We face a different challenge in our classrooms when it comes to racial justice. The murder of George Floyd was the immediate cause for a broad‐based protest movement. As we watch the coverage – mixed between local, national and international mainstream media, as well as live streams on social media of protest activities and police responses – our immediate reactions need to be informed by the history (the rear‐view, if you will). I am finishing these thoughts on the 99th anniversary of the 1921 Tulsa Race Massacre. Our digital environment gives us access to the history that includes that moment, as well as the numerous other incidents of violence against people of color, at a moment where evidence in the digital world is having a new and profound influence. Tulsa 1921 was brushed over and ignored for decades (see https://www.vox.com/identities/2020/5/31/21276084/tulsa‐race‐massacre‐black‐wall‐street‐protests‐george‐floyd, and read Rilla Askew’s novel Fire In Beulah [2001]). We ought to talk to our students about what these videos — this evidence — means, so that mobile phone, body cam, and other witness footage is understood for all of its ethical complication, and its meaning to complex issues of justice.

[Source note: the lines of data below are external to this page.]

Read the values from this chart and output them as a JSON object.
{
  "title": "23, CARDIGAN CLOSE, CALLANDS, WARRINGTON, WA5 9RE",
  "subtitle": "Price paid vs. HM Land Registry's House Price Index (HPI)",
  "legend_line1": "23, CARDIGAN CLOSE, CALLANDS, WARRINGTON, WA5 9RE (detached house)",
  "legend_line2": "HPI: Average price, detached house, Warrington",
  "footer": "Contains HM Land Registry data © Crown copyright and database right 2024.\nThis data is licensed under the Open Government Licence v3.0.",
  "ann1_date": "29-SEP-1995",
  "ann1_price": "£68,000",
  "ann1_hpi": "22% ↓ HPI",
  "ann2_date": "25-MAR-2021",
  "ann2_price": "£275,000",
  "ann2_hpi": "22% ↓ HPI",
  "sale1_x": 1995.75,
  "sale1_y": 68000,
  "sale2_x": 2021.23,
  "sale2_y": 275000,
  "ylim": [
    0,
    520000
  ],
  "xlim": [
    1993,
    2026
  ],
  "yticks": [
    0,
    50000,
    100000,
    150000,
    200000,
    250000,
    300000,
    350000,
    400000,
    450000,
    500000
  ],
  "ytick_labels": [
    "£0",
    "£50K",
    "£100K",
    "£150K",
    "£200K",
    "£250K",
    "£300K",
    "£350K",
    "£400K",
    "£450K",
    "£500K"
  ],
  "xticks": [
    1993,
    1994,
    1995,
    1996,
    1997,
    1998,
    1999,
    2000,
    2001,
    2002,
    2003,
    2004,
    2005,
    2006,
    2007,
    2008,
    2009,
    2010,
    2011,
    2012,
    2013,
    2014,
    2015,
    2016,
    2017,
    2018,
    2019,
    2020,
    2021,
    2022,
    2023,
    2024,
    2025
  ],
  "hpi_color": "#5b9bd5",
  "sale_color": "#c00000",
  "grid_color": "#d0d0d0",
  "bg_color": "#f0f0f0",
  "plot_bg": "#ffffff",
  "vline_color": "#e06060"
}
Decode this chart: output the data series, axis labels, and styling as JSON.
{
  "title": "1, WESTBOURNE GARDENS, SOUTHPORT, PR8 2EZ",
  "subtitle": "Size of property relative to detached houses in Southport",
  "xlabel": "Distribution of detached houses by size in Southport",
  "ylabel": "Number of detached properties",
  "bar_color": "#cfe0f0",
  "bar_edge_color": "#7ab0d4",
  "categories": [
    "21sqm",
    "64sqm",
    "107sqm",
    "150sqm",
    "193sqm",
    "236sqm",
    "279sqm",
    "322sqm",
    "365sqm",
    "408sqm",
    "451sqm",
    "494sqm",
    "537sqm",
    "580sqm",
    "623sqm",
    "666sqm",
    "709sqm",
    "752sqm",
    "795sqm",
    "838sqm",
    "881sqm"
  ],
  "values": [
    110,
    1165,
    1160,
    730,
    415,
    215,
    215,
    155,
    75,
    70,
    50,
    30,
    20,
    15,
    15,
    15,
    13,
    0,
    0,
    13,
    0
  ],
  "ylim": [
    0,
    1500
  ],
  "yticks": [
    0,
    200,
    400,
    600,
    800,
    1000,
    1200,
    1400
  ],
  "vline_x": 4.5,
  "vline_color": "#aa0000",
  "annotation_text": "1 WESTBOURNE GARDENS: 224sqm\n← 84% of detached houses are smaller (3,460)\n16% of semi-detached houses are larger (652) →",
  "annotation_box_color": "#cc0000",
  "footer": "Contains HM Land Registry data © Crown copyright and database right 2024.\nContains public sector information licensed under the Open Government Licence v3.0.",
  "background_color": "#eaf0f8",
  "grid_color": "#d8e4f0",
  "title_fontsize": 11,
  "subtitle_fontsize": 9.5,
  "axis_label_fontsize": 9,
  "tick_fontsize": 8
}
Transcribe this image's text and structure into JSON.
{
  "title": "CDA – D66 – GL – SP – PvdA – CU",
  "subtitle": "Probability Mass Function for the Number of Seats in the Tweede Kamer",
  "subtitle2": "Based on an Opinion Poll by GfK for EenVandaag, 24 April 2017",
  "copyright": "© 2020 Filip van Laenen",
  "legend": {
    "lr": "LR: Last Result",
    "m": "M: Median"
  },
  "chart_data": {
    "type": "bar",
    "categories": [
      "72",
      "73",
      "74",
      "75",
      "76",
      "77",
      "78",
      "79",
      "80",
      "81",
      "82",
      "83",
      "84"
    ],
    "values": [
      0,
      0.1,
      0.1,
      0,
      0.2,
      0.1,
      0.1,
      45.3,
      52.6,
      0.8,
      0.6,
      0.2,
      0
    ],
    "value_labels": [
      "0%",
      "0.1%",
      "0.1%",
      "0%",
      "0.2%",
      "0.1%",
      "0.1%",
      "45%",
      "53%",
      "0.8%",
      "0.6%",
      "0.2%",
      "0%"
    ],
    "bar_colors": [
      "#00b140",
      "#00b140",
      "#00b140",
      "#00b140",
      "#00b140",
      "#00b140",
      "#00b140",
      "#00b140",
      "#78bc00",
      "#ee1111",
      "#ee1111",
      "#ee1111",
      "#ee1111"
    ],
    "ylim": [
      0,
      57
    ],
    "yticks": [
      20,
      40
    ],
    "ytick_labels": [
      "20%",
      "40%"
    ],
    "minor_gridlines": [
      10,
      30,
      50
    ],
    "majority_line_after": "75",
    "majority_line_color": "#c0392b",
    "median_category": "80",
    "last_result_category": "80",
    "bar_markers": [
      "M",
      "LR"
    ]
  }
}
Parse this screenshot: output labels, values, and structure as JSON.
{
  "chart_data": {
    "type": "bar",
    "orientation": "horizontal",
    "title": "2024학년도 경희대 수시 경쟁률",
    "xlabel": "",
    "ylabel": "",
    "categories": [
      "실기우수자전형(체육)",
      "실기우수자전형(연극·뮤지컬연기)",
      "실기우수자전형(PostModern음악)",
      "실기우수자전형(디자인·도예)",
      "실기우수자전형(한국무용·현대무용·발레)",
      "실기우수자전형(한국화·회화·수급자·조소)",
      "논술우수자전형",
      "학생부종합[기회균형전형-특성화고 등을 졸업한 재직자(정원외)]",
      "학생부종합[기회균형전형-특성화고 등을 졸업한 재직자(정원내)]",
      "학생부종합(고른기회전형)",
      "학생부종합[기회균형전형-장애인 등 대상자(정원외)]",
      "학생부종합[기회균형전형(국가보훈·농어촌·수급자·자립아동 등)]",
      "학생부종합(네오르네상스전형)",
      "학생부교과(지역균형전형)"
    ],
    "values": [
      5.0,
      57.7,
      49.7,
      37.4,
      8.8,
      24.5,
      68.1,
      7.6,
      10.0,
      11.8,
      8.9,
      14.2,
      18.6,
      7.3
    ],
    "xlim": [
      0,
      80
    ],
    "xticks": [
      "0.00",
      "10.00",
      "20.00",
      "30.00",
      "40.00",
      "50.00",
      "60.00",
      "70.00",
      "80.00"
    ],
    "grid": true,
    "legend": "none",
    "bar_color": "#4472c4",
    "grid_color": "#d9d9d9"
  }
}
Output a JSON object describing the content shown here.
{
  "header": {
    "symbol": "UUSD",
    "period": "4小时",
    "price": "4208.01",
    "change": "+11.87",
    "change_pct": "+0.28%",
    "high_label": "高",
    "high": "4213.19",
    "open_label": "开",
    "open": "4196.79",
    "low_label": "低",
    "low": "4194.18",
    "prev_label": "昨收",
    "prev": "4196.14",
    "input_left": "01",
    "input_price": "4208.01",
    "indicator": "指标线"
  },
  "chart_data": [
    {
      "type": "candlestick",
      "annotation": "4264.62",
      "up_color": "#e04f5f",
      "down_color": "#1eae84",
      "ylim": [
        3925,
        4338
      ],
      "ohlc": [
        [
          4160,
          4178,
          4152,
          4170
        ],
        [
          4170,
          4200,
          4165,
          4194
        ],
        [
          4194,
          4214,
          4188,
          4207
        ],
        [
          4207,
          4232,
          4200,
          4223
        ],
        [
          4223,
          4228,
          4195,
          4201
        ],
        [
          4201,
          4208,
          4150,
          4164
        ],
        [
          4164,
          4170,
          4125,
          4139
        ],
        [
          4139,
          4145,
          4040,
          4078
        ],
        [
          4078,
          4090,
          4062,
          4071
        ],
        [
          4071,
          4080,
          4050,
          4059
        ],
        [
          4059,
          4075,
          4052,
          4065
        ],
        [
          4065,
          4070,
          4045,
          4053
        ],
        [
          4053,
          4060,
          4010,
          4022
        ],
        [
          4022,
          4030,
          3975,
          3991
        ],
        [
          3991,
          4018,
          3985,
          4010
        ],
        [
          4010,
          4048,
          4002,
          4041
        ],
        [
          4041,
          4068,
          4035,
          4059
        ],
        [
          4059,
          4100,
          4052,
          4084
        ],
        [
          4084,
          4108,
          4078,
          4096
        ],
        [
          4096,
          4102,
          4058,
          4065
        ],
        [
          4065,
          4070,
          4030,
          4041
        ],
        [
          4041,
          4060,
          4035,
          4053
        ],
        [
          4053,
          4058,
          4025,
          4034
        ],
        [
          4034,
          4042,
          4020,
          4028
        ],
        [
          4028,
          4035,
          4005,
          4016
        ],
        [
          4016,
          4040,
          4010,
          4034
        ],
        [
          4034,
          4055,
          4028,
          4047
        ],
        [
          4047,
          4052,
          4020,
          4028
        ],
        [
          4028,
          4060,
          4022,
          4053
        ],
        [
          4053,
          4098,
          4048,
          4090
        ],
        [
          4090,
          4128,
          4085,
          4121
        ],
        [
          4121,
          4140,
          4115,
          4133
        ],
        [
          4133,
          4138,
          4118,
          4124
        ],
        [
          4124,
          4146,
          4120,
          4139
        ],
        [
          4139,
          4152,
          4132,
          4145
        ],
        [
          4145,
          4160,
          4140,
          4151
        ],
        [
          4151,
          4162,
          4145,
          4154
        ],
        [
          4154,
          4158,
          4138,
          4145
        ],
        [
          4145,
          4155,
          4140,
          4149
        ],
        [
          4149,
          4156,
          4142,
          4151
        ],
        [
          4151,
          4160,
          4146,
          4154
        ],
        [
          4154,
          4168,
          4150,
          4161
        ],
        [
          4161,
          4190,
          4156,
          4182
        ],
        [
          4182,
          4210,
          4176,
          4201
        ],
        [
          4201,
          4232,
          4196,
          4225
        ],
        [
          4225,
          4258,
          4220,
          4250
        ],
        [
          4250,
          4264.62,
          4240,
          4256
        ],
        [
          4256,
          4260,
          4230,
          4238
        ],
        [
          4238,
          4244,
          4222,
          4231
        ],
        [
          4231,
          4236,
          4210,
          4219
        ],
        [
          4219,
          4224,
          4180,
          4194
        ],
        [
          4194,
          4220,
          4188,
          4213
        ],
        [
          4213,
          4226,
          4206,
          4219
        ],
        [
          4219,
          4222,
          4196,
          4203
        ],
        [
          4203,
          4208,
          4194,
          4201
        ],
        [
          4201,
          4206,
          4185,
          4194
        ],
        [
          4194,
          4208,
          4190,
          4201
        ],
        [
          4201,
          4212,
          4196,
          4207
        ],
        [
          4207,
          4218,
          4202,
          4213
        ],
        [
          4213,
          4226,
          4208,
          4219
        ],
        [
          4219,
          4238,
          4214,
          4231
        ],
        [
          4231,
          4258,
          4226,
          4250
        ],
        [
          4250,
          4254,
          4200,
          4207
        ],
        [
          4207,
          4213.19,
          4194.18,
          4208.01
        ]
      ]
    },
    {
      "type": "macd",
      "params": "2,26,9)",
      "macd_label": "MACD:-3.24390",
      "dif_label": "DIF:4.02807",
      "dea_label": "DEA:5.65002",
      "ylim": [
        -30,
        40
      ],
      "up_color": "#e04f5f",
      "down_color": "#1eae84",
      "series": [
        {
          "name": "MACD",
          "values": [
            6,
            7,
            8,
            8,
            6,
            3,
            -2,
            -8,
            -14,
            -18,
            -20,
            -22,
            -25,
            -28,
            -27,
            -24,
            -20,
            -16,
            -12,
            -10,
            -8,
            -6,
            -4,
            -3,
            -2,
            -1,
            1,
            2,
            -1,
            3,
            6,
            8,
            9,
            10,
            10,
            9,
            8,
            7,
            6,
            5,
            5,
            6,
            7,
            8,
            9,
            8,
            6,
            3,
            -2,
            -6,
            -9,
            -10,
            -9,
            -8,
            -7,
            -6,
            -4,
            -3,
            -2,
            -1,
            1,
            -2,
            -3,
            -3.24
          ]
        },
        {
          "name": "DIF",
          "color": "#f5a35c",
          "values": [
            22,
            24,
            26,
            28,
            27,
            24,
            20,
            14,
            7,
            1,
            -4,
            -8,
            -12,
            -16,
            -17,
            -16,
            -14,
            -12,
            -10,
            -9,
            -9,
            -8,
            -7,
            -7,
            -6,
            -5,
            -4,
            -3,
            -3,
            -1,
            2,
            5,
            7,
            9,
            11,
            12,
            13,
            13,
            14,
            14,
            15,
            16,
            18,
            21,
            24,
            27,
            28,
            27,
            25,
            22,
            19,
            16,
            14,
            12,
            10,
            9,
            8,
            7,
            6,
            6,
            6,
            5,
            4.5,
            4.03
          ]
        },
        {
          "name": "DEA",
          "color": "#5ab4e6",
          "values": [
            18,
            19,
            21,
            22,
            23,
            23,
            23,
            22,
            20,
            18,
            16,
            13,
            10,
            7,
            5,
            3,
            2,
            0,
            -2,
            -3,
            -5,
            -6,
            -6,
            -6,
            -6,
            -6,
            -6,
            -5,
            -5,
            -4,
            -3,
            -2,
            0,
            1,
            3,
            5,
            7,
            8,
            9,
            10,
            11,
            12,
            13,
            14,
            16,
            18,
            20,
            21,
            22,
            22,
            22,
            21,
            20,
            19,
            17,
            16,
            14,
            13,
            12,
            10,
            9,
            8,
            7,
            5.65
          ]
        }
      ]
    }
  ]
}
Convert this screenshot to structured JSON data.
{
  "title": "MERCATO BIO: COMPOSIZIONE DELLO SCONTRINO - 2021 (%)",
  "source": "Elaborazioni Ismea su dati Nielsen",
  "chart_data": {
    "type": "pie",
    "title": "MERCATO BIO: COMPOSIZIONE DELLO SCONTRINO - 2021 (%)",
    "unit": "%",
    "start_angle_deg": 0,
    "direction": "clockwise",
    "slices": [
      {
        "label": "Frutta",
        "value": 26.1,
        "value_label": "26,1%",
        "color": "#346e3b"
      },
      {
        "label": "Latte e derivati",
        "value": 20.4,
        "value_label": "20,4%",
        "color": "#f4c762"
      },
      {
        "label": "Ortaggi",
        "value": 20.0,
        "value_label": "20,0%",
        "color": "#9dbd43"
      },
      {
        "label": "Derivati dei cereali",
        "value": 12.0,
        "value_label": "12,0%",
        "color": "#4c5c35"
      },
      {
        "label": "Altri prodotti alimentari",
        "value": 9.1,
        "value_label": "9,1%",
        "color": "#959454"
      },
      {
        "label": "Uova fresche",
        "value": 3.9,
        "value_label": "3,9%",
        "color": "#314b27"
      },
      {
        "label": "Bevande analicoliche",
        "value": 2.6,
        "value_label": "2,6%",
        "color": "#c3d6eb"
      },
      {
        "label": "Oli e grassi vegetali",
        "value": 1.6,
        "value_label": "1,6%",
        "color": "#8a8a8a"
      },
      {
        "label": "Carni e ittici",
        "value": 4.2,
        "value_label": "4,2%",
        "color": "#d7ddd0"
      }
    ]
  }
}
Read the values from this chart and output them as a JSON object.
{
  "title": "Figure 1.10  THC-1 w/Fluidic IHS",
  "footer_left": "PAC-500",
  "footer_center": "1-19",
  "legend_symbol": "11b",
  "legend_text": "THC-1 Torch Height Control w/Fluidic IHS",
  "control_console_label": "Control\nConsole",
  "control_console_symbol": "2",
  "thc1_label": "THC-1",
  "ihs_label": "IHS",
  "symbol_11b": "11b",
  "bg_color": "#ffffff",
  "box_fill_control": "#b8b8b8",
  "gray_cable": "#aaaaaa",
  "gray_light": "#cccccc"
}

The world of video evidence is a new and pervasive reality. We need to work hard as educators in real and virtual classrooms to give students the tools to understand the complexities of this environment. Using media literacy practices and habits to empower our students is our calling, because otherwise the advances in technology, the complexity of media economics and the churn of media regulation will be foreign and alienating to them. On the other hand, having different sets of skills to critically interrogate whatever is ahead for us and them may get us in the habit of realizing that media literacy is not a fait accompli but a discipline that we ought to instill in ourselves and our students.